The offences referred to as a serious market abuse offence or serious prospectus offence will not apply to LTDs but may be relevant to other company types that have listed securities.


What are the consequences of a breach?

A breach of section 225(2) will amount to a “Category 3” offence, which includes the possibility of imprisonment of up to 6 months and a fine of up to €5,000 for directors in default.



Given the very broad scope of “relevant obligations” as defined in the Act and the potential for personal liability, directors would be forgiven for thinking that the requirements in this area represent a daunting challenge.

As noted, the requirement to produce a compliance statement is on the basis of a “comply or explain” rule. In other words, it is not mandatory but where section 225 is applicable to a company, the directors will have to explain in their report why a compliance statement is not in place. Such an approach may not be appreciated by the company’s stakeholders.
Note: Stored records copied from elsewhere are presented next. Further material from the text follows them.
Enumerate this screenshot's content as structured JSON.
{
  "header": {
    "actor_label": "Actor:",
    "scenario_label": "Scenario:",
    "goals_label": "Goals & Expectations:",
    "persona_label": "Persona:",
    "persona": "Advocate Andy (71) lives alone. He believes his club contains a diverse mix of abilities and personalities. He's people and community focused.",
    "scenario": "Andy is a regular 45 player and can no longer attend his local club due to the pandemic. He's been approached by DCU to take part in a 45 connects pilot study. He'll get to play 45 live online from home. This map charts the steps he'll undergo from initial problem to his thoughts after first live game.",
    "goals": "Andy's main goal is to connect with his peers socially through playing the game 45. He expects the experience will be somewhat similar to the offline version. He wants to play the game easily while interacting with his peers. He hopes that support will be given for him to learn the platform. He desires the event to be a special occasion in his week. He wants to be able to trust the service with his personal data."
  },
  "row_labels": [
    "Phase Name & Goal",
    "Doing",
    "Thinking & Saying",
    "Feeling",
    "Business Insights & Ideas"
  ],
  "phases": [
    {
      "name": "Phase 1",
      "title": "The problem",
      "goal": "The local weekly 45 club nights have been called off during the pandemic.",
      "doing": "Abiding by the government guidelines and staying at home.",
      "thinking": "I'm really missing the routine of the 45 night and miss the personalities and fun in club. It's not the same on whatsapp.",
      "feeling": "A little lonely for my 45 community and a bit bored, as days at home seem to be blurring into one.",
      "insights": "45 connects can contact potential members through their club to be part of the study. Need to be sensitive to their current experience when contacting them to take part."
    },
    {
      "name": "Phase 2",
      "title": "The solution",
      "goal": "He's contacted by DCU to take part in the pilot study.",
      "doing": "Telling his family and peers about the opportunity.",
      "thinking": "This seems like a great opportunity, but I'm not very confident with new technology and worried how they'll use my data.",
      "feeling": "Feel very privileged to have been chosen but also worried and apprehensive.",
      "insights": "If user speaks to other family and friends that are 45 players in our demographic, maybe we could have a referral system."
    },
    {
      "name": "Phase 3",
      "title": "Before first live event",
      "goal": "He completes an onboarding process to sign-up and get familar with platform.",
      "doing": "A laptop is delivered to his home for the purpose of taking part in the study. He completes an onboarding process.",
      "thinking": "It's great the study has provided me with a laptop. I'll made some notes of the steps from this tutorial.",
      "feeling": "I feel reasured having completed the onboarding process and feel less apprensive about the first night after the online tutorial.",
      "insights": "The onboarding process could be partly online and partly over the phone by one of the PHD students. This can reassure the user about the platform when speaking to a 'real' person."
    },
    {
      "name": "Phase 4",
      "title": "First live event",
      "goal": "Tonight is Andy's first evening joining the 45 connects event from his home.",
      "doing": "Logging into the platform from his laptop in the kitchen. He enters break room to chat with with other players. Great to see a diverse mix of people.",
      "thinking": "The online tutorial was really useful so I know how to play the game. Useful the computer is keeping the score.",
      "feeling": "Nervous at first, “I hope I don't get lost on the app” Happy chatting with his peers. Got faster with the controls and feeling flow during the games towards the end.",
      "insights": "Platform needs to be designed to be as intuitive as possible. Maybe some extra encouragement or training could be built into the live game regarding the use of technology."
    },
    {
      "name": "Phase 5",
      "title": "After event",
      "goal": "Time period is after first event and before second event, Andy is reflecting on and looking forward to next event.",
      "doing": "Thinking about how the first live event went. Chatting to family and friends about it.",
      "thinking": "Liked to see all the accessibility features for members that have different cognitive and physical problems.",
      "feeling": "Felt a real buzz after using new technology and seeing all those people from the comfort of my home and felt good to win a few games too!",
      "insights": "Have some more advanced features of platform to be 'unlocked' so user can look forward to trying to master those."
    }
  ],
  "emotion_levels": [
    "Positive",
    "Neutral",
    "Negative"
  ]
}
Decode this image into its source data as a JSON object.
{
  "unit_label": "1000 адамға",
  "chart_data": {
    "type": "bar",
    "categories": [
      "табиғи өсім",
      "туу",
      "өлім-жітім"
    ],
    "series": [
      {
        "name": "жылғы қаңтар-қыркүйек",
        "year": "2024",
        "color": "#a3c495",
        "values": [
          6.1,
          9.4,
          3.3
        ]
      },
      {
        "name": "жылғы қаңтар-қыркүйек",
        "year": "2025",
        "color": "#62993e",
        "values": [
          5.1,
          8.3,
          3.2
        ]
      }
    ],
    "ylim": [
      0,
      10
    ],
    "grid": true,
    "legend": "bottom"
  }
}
Directors can take a degree of comfort from that the fact that section 225 envisages assistance from third parties. The requirement to put in place “appropriate arrangements or structures” includes seeking the advice of persons employed in the company or third party legal or tax advisors and such persons must have the “requisite knowledge and experience to advise the company on compliance with its relevant obligations”. Directors will need to ensure that transactions are closely monitored for legal and tax compliance on an ongoing basis. To do so, directors should ensure that throughout the financial year, accurate board minutes are kept and that transactions (and the advice relating to such transactions) are properly documented.

Finally, it is worth noting that companies in the UK are not obliged to produce a Directors’ Compliance Statement. This is something that may affect Ireland’s competitiveness in future as a place to do business.


The content of this article is provided for information purposes and does not constitute legal or other advice.